There are many different data types in R, such as matrices, lists, and data frames.1 A typical function would take in data of some form, conduct an operation, and return the result.

tidyverse functions most often operate on data structures called tibbles.

  • Traditional data frames can represent different data types in each column, and multiple values in each row.

  • Tibbles are a special data frame that have additional properties helpful for data analysis.

    • Example: list-columns

boot_samp <- rsample::bootstraps(mtcars, times = 3)
boot_samp
## # Bootstrap sampling 
## # A tibble: 3 × 2
##   splits          id        
##   <list>          <chr>     
## 1 <split [32/10]> Bootstrap1
## 2 <split [32/12]> Bootstrap2
## 3 <split [32/11]> Bootstrap3
class(boot_samp)
## [1] "bootstraps" "rset"       "tbl_df"     "tbl"        "data.frame"

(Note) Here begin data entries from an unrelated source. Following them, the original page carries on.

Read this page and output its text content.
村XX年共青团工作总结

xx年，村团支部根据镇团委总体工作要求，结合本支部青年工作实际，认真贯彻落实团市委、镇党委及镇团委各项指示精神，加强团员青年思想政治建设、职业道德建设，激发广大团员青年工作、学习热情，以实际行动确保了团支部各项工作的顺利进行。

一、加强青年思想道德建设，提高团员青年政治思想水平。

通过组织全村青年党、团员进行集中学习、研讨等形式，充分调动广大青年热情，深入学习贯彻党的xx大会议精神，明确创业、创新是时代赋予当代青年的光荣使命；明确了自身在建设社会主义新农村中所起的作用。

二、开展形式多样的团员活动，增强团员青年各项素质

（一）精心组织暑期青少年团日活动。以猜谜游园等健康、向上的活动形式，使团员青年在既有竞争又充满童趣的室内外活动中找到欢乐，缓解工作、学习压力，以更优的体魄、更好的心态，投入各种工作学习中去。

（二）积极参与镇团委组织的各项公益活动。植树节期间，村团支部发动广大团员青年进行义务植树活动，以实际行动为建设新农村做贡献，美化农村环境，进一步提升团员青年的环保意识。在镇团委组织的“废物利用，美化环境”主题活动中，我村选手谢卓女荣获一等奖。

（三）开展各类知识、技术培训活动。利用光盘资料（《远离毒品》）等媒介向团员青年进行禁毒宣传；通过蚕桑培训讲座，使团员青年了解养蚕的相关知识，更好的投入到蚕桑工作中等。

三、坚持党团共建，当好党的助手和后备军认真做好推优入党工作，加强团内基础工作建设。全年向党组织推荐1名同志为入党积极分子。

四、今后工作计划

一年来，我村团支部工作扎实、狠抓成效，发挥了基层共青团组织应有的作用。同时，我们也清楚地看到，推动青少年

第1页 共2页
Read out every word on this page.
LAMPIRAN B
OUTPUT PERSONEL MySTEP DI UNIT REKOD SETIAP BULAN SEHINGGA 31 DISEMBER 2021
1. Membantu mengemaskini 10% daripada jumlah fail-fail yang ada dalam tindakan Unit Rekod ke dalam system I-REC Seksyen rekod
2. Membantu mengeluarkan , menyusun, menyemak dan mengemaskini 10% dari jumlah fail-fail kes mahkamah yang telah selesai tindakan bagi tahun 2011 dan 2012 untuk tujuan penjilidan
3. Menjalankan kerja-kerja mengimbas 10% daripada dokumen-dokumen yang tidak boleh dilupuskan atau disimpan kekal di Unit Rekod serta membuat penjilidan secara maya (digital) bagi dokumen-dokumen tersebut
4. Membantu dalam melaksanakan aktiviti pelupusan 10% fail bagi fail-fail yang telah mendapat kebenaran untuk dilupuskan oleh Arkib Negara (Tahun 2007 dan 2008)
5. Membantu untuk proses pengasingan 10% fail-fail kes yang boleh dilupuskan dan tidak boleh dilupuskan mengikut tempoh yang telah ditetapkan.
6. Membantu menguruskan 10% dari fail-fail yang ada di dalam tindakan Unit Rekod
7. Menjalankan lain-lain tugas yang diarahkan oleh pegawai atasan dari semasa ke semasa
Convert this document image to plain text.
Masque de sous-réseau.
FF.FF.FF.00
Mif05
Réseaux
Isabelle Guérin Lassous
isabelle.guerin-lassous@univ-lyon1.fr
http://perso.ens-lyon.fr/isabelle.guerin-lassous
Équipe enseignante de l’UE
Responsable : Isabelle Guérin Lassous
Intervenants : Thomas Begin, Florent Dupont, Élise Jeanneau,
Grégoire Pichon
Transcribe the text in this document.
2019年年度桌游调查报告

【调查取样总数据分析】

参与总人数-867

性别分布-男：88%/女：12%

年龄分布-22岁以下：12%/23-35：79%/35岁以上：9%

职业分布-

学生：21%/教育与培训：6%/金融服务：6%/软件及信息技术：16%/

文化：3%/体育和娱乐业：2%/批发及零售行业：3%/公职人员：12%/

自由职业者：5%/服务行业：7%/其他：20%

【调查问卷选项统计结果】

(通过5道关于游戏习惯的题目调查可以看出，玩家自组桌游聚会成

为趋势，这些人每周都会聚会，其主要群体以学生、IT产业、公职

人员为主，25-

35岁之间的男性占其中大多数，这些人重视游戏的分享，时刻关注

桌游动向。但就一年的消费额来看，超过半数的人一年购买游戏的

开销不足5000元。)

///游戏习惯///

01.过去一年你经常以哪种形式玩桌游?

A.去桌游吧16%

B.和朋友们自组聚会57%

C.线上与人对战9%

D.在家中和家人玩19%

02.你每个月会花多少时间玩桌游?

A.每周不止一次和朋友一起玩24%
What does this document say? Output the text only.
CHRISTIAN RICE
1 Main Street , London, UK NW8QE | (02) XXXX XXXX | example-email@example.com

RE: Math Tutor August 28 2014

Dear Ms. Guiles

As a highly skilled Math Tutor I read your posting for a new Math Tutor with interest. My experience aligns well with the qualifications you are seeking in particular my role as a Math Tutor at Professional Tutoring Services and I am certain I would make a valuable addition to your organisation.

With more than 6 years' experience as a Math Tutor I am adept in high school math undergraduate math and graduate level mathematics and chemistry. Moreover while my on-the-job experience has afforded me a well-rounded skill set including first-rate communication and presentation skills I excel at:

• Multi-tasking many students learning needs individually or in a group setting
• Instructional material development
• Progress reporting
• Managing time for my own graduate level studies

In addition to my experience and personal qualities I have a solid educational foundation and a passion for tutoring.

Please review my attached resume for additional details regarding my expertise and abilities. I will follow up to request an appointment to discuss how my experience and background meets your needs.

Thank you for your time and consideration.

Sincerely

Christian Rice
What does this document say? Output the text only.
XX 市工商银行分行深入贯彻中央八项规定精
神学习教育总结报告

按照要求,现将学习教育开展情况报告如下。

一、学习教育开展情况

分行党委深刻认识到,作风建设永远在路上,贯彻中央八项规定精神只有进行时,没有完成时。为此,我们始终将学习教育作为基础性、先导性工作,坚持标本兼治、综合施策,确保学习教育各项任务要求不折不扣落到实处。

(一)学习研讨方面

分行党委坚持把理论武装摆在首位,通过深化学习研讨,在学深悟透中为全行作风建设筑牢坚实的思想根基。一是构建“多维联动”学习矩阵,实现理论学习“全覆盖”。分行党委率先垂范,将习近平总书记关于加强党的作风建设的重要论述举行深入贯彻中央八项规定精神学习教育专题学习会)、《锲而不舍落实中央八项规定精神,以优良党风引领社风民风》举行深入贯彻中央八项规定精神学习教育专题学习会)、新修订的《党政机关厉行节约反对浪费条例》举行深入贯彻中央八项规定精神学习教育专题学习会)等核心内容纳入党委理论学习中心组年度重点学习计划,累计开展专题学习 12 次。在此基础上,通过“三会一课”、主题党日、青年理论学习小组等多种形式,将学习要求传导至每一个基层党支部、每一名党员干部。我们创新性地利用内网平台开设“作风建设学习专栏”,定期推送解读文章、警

The above example shows how to create bootstrap resamples of the data frame mtcars. It returns a tibble with a splits column that defines the resampled data sets.

This function inherits data frame and tibble methods so other functions that operate on those data structures can be used.


  1. For a more detailed discussion, see Hadley Wickham’s Advanced R↩︎